Production may total more than 27 million metric tons in the year that began on Oct. 1, the Indian Sugar Mills Association said in an e-mailed statement on Thursday. That would be the highest since 2006-07 and compares with 24.4 million tons last season, data from the association show. Output jumped 14 percent to 26.4 million tons by April 15, it said.
Rising supplies from India to Thailand threaten to widen a global surplus for a fifth year and pressure prices that have fallen 10 percent in New York this year. Global production in the year ending Sept. 30 will exceed demand by 620,000 tons, leaving record stockpiles of 79.89 million tons, or almost enough to supply the world’s top seven consuming countries, data from London-based International Sugar Organization show.
“Higher cane yields in Maharashtra and an increase in sugar recovery in Uttar Pradesh are helping production,” Abinash Verma, director general of the association, said by phone from New Delhi on Thursday.
India’s sugar stockpiles will expand to more than 9 million tons by the end of September from 7.5 million tons a year earlier, the association said.
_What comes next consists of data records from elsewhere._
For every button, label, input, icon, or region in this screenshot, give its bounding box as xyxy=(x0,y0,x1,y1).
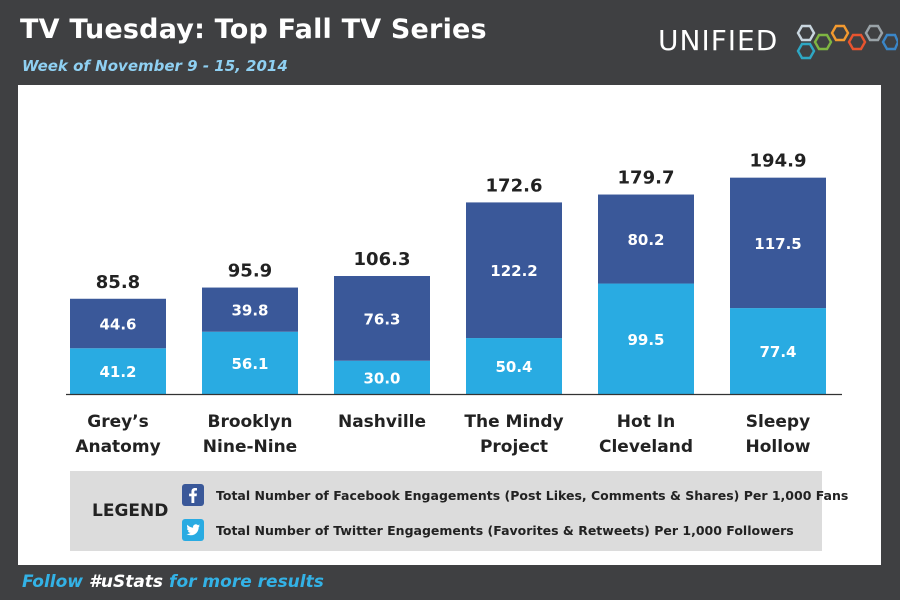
legend-label-twitter: Total Number of Twitter Engagements (Fav… xyxy=(216,522,794,538)
bar-twitter xyxy=(70,348,166,394)
footer-callout: Follow #uStats for more results xyxy=(22,572,324,592)
category-tick-label: Brooklyn xyxy=(207,412,292,432)
bar-twitter xyxy=(598,283,694,394)
legend-item-facebook: Total Number of Facebook Engagements (Po… xyxy=(182,484,848,506)
bar-facebook xyxy=(334,276,430,361)
bar-facebook xyxy=(466,202,562,339)
category-tick-label: Nine-Nine xyxy=(203,437,297,457)
data-label-total: 85.8 xyxy=(96,272,140,293)
bar-twitter xyxy=(730,308,826,394)
data-label-facebook: 39.8 xyxy=(231,302,268,320)
data-label-total: 172.6 xyxy=(486,175,543,196)
data-label-twitter: 41.2 xyxy=(99,363,136,381)
legend-label-facebook: Total Number of Facebook Engagements (Po… xyxy=(216,487,849,503)
footer-hashtag[interactable]: #uStats xyxy=(89,572,164,592)
footer-follow: Follow xyxy=(22,572,84,592)
stacked-bar-chart: 41.2 44.6 85.8 Grey’s Anatomy 56.1 39.8 95.9 Bro… xyxy=(66,151,842,457)
bar-facebook xyxy=(202,287,298,332)
facebook-icon xyxy=(182,484,204,506)
bar-twitter xyxy=(202,331,298,394)
chart-panel: 41.2 44.6 85.8 Grey’s Anatomy 56.1 39.8 95.9 Bro… xyxy=(18,85,881,565)
unified-logo: UNIFIED xyxy=(658,22,898,68)
legend-box: LEGEND Total Number of Facebook Engageme… xyxy=(70,471,848,551)
data-label-twitter: 56.1 xyxy=(231,355,268,373)
data-label-facebook: 117.5 xyxy=(754,235,801,253)
page-title: TV Tuesday: Top Fall TV Series xyxy=(20,14,487,45)
category-tick-label: Sleepy xyxy=(746,412,810,432)
hexagon-logo-icon xyxy=(796,24,898,60)
page-subtitle: Week of November 9 - 15, 2014 xyxy=(22,57,288,75)
data-label-facebook: 44.6 xyxy=(99,316,136,334)
data-label-total: 106.3 xyxy=(354,249,411,270)
data-label-total: 95.9 xyxy=(228,261,272,282)
data-label-twitter: 99.5 xyxy=(627,331,664,349)
category-tick-label: Grey’s xyxy=(87,412,149,432)
data-label-total: 179.7 xyxy=(618,168,675,189)
bar-facebook xyxy=(730,177,826,309)
data-label-twitter: 77.4 xyxy=(759,343,796,361)
logo-text: UNIFIED xyxy=(658,24,779,57)
category-tick-label: Project xyxy=(480,437,548,457)
twitter-icon xyxy=(182,519,204,541)
legend-title: LEGEND xyxy=(92,501,169,521)
category-tick-label: Anatomy xyxy=(75,437,160,457)
category-tick-label: Hollow xyxy=(746,437,811,457)
category-tick-label: Cleveland xyxy=(599,437,693,457)
category-tick-label: Nashville xyxy=(338,412,426,432)
bar-facebook xyxy=(598,194,694,284)
data-label-facebook: 76.3 xyxy=(363,310,400,328)
data-label-facebook: 80.2 xyxy=(627,231,664,249)
data-label-facebook: 122.2 xyxy=(490,262,537,280)
legend-item-twitter: Total Number of Twitter Engagements (Fav… xyxy=(182,519,794,541)
bar-facebook xyxy=(70,298,166,349)
data-label-twitter: 30.0 xyxy=(363,369,400,387)
category-tick-label: Hot In xyxy=(617,412,675,432)
bar-twitter xyxy=(334,360,430,394)
footer-more: for more results xyxy=(169,572,324,592)
data-label-total: 194.9 xyxy=(750,151,807,172)
data-label-twitter: 50.4 xyxy=(495,358,532,376)
bar-twitter xyxy=(466,338,562,394)
category-tick-label: The Mindy xyxy=(464,412,563,432)
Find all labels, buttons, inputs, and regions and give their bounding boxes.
The government should buy 3 million tons from mills to absorb the surplus and allow domestic prices to improve, it said.
Sugar prices have fallen below the cost of production across India to a seven-year low due to weak demand and mounting stockpiles, the association said. Mills owe 193 billion rupees ($3 billion) to farmers, as much as 35 percent of the total money payable to the growers this season, the association said.